2008-01-11, godz. 22:13

Mam pytanie związane z jedynym świętem obchodzonym przez Świadków Jehowy: Pamiątką. Nie chodzi mi jednak o świętowanie na Sali Królestwa, lecz o uroczystości domowe - czy ŚJ wyprawiają z okazji Pamiątki uroczyste obiady/kolacje porównywalne np. z wigilijnymi czy wielkanocnymi? Czy jest to, podobnie jak święta katolickie, okazja do spotkań rodzinnych i składania życzeń? Czy może raczej po powrocie do domu wszystko jest jak w zwykłym dniu?

Pozdrawiam :)

Ps 22:1

2008-01-08, godz. 20:51

NS "Boże mój, Boże mój, czemuś mnie opuścił? Czemu
jesteś daleki od wybawienia mnie, od słów mego ryku?"
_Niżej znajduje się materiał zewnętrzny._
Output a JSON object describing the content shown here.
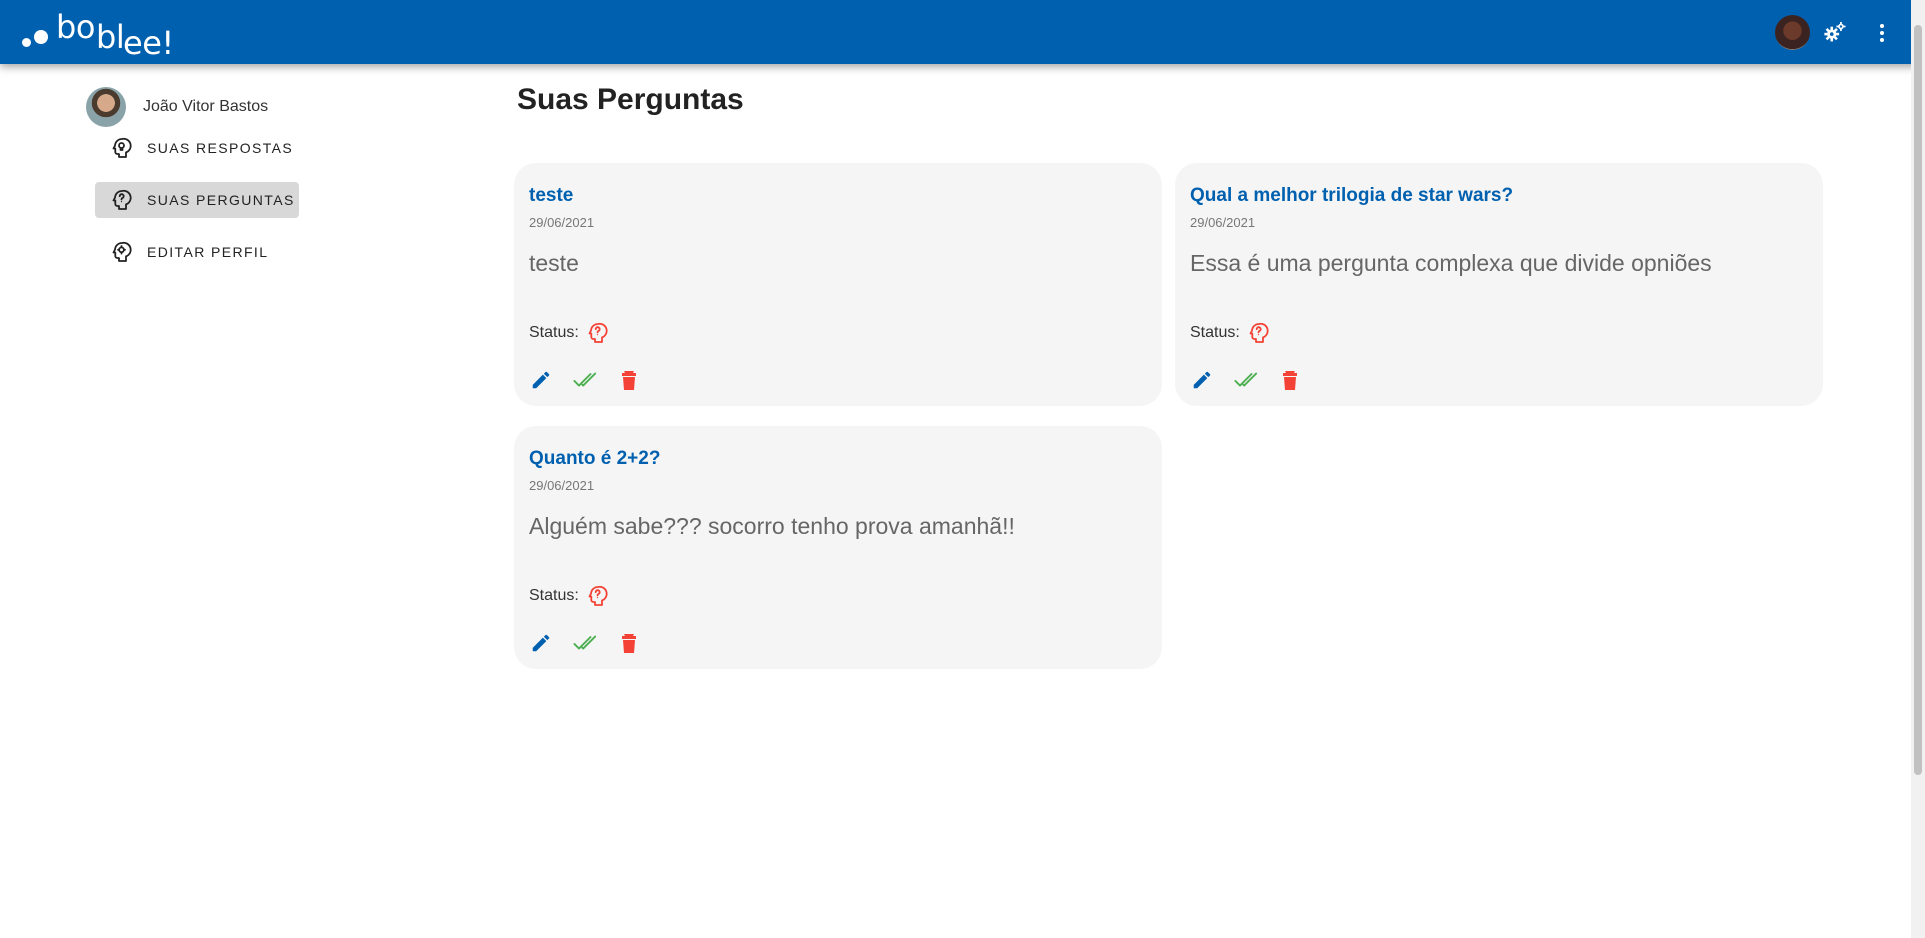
{
  "app": {
    "logo_text": "boblee!",
    "logo_parts": [
      "bo",
      "bl",
      "ee!"
    ]
  },
  "colors": {
    "header": "#0060b0",
    "accent": "#0060b0",
    "success": "#4caf50",
    "danger": "#f44336",
    "card_bg": "#f5f5f5"
  },
  "header": {
    "icons": [
      "avatar",
      "gear-icon",
      "more-vertical-icon"
    ]
  },
  "sidebar": {
    "user_name": "João Vitor Bastos",
    "items": [
      {
        "label": "SUAS RESPOSTAS",
        "icon": "lightbulb-head-icon",
        "active": false
      },
      {
        "label": "SUAS PERGUNTAS",
        "icon": "question-head-icon",
        "active": true
      },
      {
        "label": "EDITAR PERFIL",
        "icon": "gear-head-icon",
        "active": false
      }
    ]
  },
  "main": {
    "title": "Suas Perguntas",
    "status_label": "Status:",
    "questions": [
      {
        "title": "teste",
        "date": "29/06/2021",
        "body": "teste",
        "status_icon": "question-head-icon"
      },
      {
        "title": "Qual a melhor trilogia de star wars?",
        "date": "29/06/2021",
        "body": "Essa é uma pergunta complexa que divide opniões",
        "status_icon": "question-head-icon"
      },
      {
        "title": "Quanto é 2+2?",
        "date": "29/06/2021",
        "body": "Alguém sabe??? socorro tenho prova amanhã!!",
        "status_icon": "question-head-icon"
      }
    ],
    "action_icons": [
      "pencil-icon",
      "double-check-icon",
      "trash-icon"
    ]
  }
}
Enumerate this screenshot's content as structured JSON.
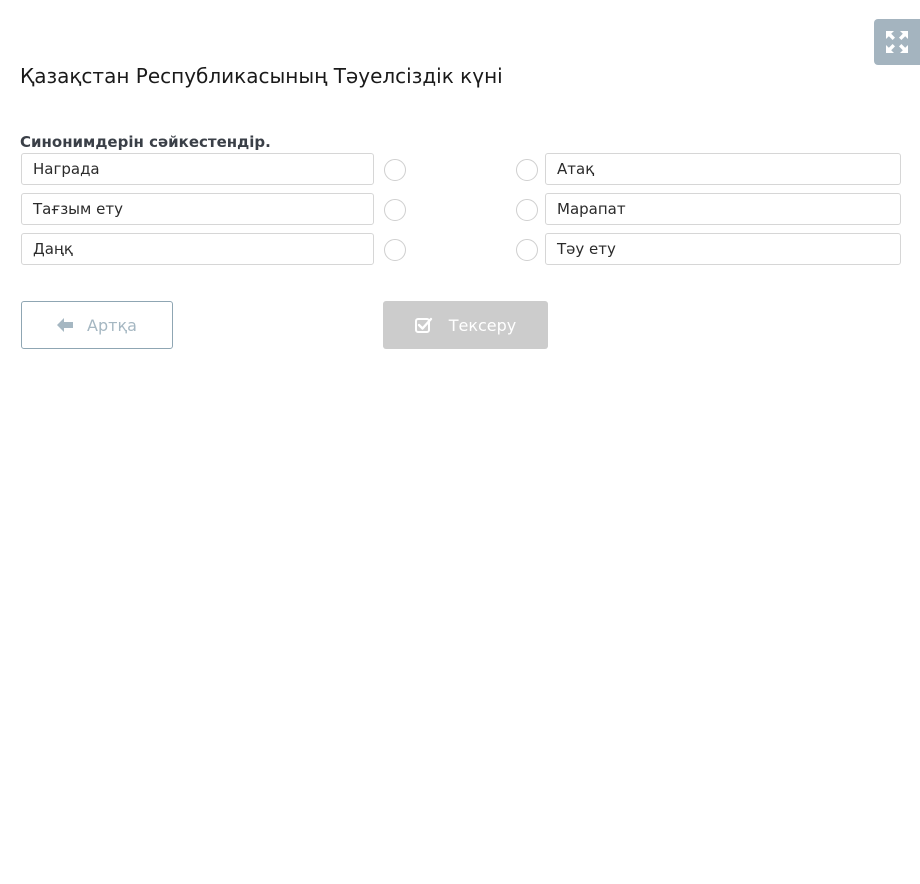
{
  "header": {
    "title": "Қазақстан Республикасының Тәуелсіздік күні",
    "fullscreen_icon": "expand-arrows-icon"
  },
  "task": {
    "instruction": "Синонимдерін сәйкестендір.",
    "left_items": [
      {
        "label": "Награда"
      },
      {
        "label": "Тағзым ету"
      },
      {
        "label": "Даңқ"
      }
    ],
    "right_items": [
      {
        "label": "Атақ"
      },
      {
        "label": "Марапат"
      },
      {
        "label": "Тәу ету"
      }
    ]
  },
  "buttons": {
    "back_label": "Артқа",
    "back_icon": "arrow-left-icon",
    "check_label": "Тексеру",
    "check_icon": "checkbox-checked-icon"
  },
  "colors": {
    "fullscreen_bg": "#a4b4bf",
    "back_border": "#8fa6b3",
    "check_bg": "#cccccc"
  }
}
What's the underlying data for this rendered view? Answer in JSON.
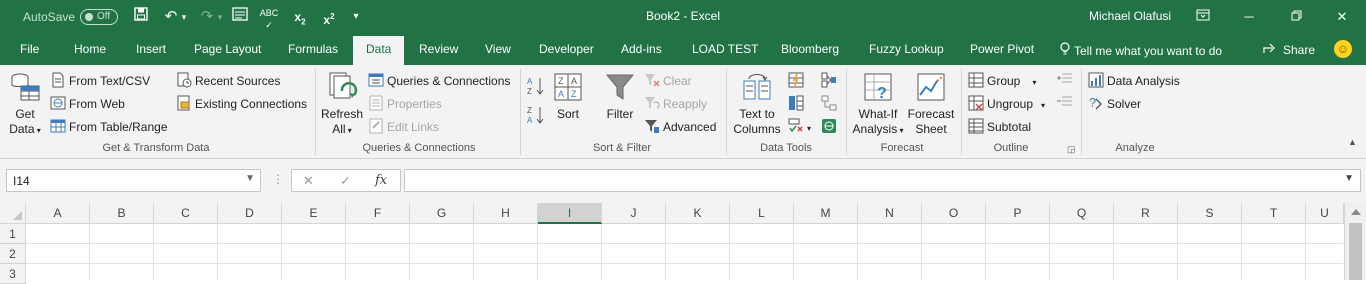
{
  "titlebar": {
    "autosave_label": "AutoSave",
    "autosave_state": "Off",
    "document_title": "Book2 - Excel",
    "user_name": "Michael Olafusi",
    "accent_color": "#217346"
  },
  "tabs": [
    {
      "label": "File"
    },
    {
      "label": "Home"
    },
    {
      "label": "Insert"
    },
    {
      "label": "Page Layout"
    },
    {
      "label": "Formulas"
    },
    {
      "label": "Data",
      "active": true
    },
    {
      "label": "Review"
    },
    {
      "label": "View"
    },
    {
      "label": "Developer"
    },
    {
      "label": "Add-ins"
    },
    {
      "label": "LOAD TEST"
    },
    {
      "label": "Bloomberg"
    },
    {
      "label": "Fuzzy Lookup"
    },
    {
      "label": "Power Pivot"
    }
  ],
  "tell_me": "Tell me what you want to do",
  "share_label": "Share",
  "ribbon": {
    "get_transform": {
      "group_label": "Get & Transform Data",
      "get_data_line1": "Get",
      "get_data_line2": "Data",
      "from_text_csv": "From Text/CSV",
      "from_web": "From Web",
      "from_table_range": "From Table/Range",
      "recent_sources": "Recent Sources",
      "existing_connections": "Existing Connections"
    },
    "queries": {
      "group_label": "Queries & Connections",
      "refresh_line1": "Refresh",
      "refresh_line2": "All",
      "queries_connections": "Queries & Connections",
      "properties": "Properties",
      "edit_links": "Edit Links"
    },
    "sort_filter": {
      "group_label": "Sort & Filter",
      "sort": "Sort",
      "filter": "Filter",
      "clear": "Clear",
      "reapply": "Reapply",
      "advanced": "Advanced"
    },
    "data_tools": {
      "group_label": "Data Tools",
      "text_to_columns_line1": "Text to",
      "text_to_columns_line2": "Columns"
    },
    "forecast": {
      "group_label": "Forecast",
      "what_if_line1": "What-If",
      "what_if_line2": "Analysis",
      "forecast_sheet_line1": "Forecast",
      "forecast_sheet_line2": "Sheet"
    },
    "outline": {
      "group_label": "Outline",
      "group": "Group",
      "ungroup": "Ungroup",
      "subtotal": "Subtotal"
    },
    "analyze": {
      "group_label": "Analyze",
      "data_analysis": "Data Analysis",
      "solver": "Solver"
    }
  },
  "formula_bar": {
    "name_box": "I14",
    "fx_label": "fx",
    "formula": ""
  },
  "grid": {
    "columns": [
      "A",
      "B",
      "C",
      "D",
      "E",
      "F",
      "G",
      "H",
      "I",
      "J",
      "K",
      "L",
      "M",
      "N",
      "O",
      "P",
      "Q",
      "R",
      "S",
      "T",
      "U"
    ],
    "selected_column": "I",
    "rows": [
      "1",
      "2",
      "3"
    ]
  }
}
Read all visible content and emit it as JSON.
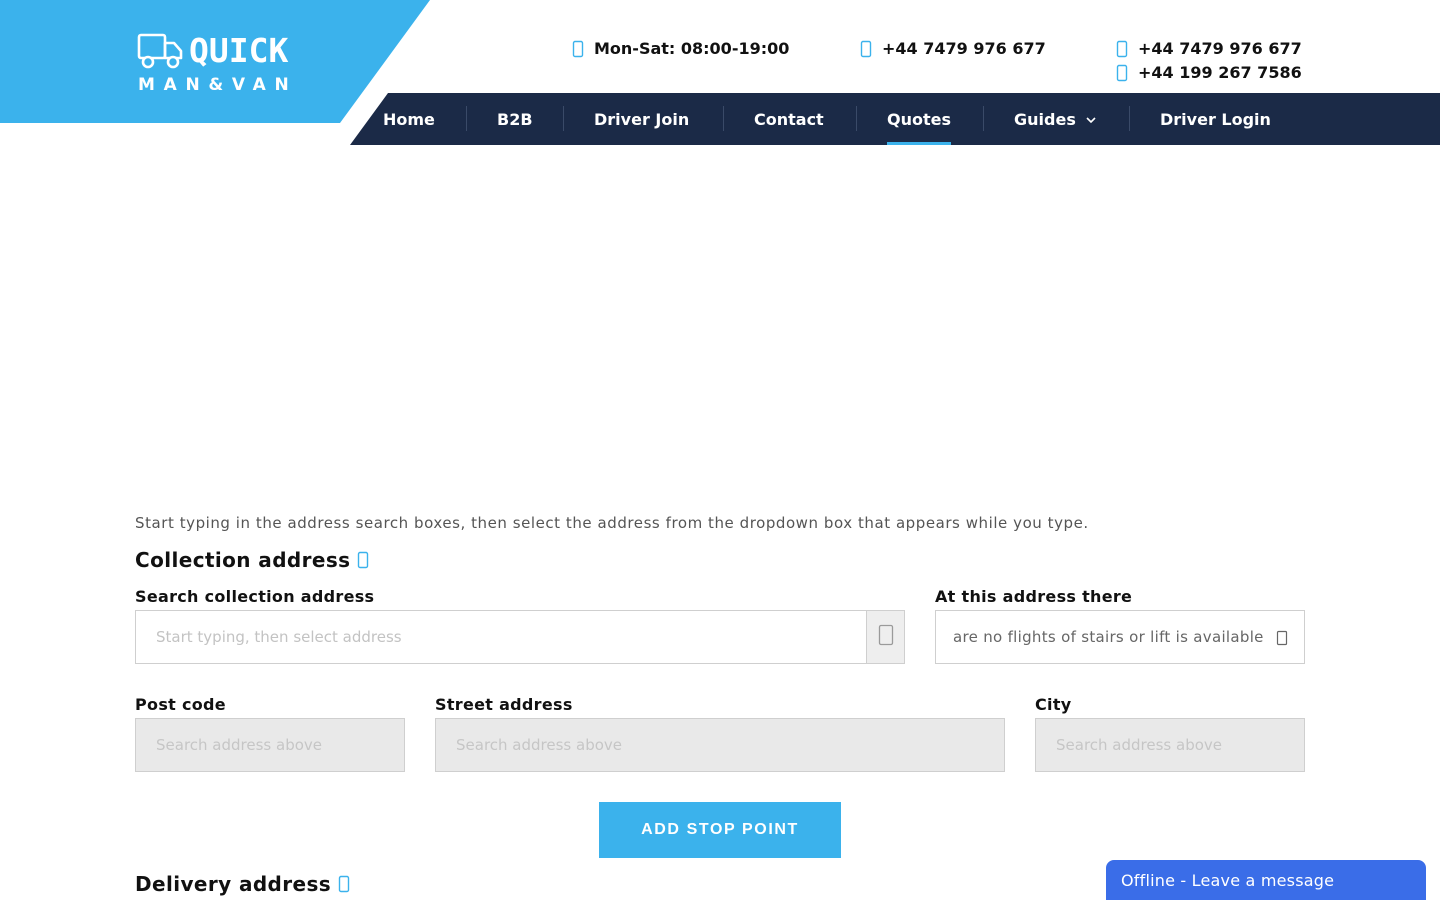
{
  "brand": {
    "line1": "QUICK",
    "line2": "MAN&VAN",
    "color": "#3bb2ec"
  },
  "contacts": {
    "hours": {
      "icon": "clock-icon",
      "text": "Mon-Sat: 08:00-19:00"
    },
    "mobile": {
      "icon": "mobile-phone-icon",
      "text": "+44 7479 976 677"
    },
    "phones": [
      {
        "icon": "phone-icon",
        "text": "+44 7479 976 677"
      },
      {
        "icon": "phone-icon",
        "text": "+44 199 267 7586"
      }
    ]
  },
  "nav": {
    "items": [
      {
        "label": "Home"
      },
      {
        "label": "B2B"
      },
      {
        "label": "Driver Join"
      },
      {
        "label": "Contact"
      },
      {
        "label": "Quotes",
        "active": true
      },
      {
        "label": "Guides",
        "icon": "chevron-down-icon"
      },
      {
        "label": "Driver Login"
      }
    ],
    "background": "#1b2a47"
  },
  "form": {
    "intro": "Start typing in the address search boxes, then select the address from the dropdown box that appears while you type.",
    "collection": {
      "title": "Collection address",
      "title_icon": "info-icon",
      "search_label": "Search collection address",
      "search_placeholder": "Start typing, then select address",
      "search_icon": "search-icon",
      "access_label": "At this address there",
      "access_value": "are no flights of stairs or lift is available",
      "postcode_label": "Post code",
      "postcode_placeholder": "Search address above",
      "street_label": "Street address",
      "street_placeholder": "Search address above",
      "city_label": "City",
      "city_placeholder": "Search address above"
    },
    "add_stop_label": "ADD STOP POINT",
    "delivery": {
      "title": "Delivery address",
      "title_icon": "info-icon"
    }
  },
  "chat": {
    "label": "Offline - Leave a message",
    "color": "#3a6de8"
  }
}
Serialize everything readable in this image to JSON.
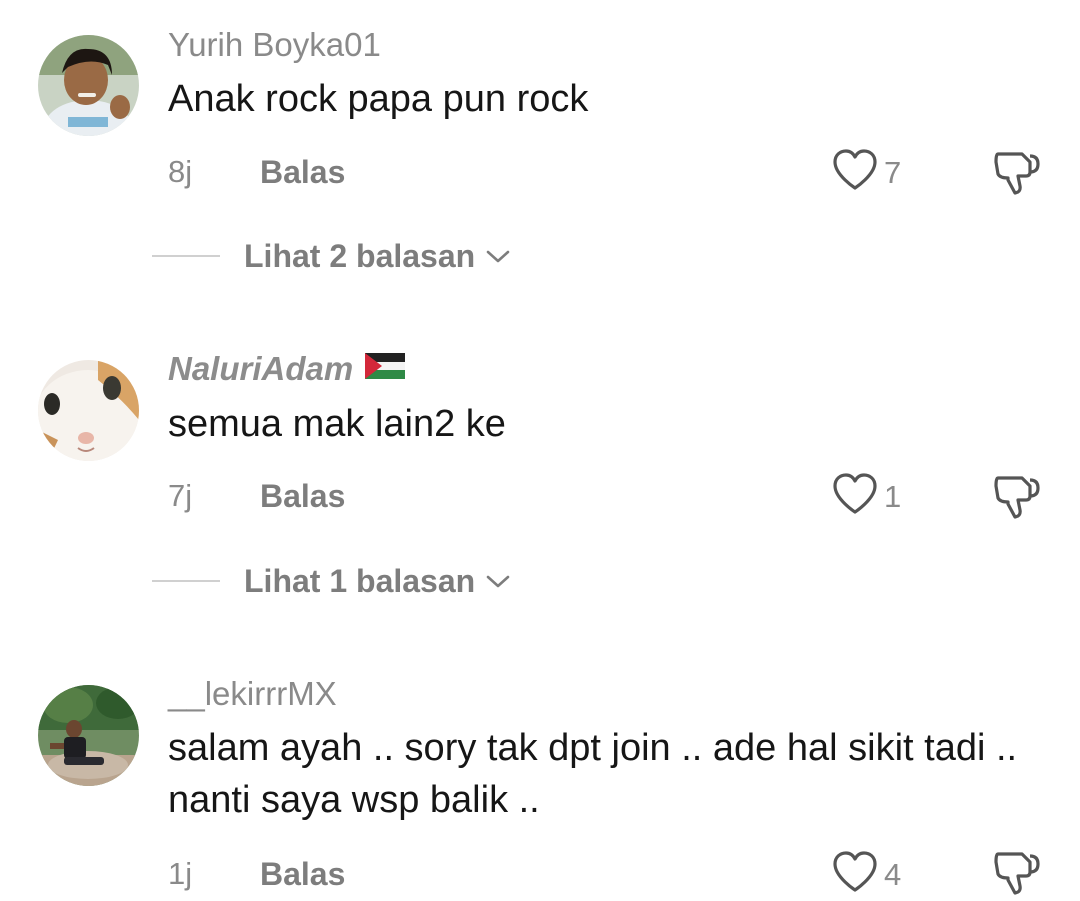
{
  "comments": [
    {
      "username": "Yurih Boyka01",
      "text": "Anak rock papa pun rock",
      "time": "8j",
      "reply_label": "Balas",
      "like_count": "7",
      "view_replies": "Lihat 2 balasan"
    },
    {
      "username": "NaluriAdam",
      "text": "semua mak lain2 ke",
      "time": "7j",
      "reply_label": "Balas",
      "like_count": "1",
      "view_replies": "Lihat 1 balasan"
    },
    {
      "username": "__lekirrrMX",
      "text": "salam ayah .. sory tak dpt join .. ade hal sikit tadi .. nanti saya wsp balik ..",
      "time": "1j",
      "reply_label": "Balas",
      "like_count": "4"
    }
  ],
  "icons": {
    "like": "heart-outline-icon",
    "dislike": "thumbs-down-outline-icon",
    "expand": "chevron-down-icon",
    "flag": "palestine-flag-icon"
  },
  "colors": {
    "text": "#161616",
    "muted": "#8a8a8a",
    "icon": "#555555"
  }
}
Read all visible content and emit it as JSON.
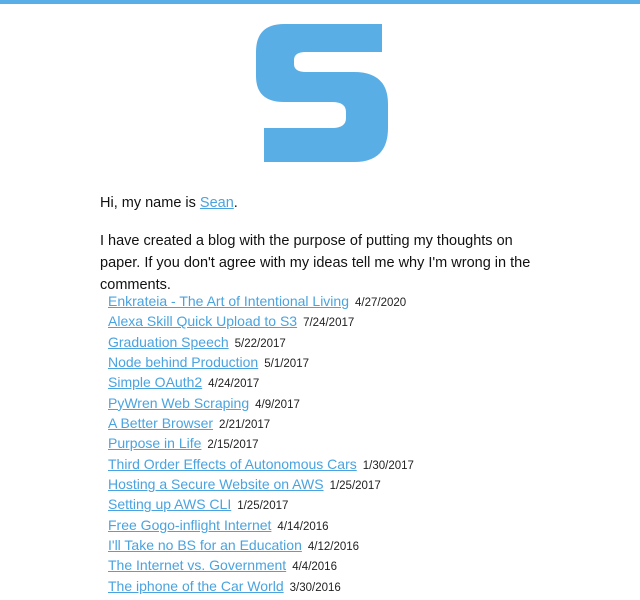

Mam pytanie: czy jest jakieś uzasadnienie, żeby właśnie w ten sposób przetłumaczyć pogrubione przeze mnie słowo? Bo gdy przeczytałem ten psalm w przekładzie Nowego Świata, myślałem, że padnę ze śmiechu.

Ogólnie język biblijny jest dla mnie śmieszny, ale w większości tłumaczeń z powodu wymyślnych i niezrozumiałych archaizmów (np. Maryja będąca "w stanie odmiennym"). Przyznam jednak, że do ksiąg poetyckich (np. do Księgi Psalmów) taki język pasuje. Tymczasem Psałterz z PNŚ jest wyjątkowo mało poetycki. I nie chodzi tu o samo uwspółcześnienie, lecz o całkowity brak melodyki i poetyckiego piękna, w którego uzyskaniu archaizmy pomagają, ale nie są przecież konieczne.

To zaś słowo w innych przekładach oddawane jest jako "krzyk, "jęk", "wołanie". Żadne z tych słów nie jest ani archaiczne, ale udziwnione. Więc czy "ryk" jest w tym miejscu lepszy, jeśli chodzi o dosłowność tłumaczenia, czy mogą być jakieś inne ku temu powody?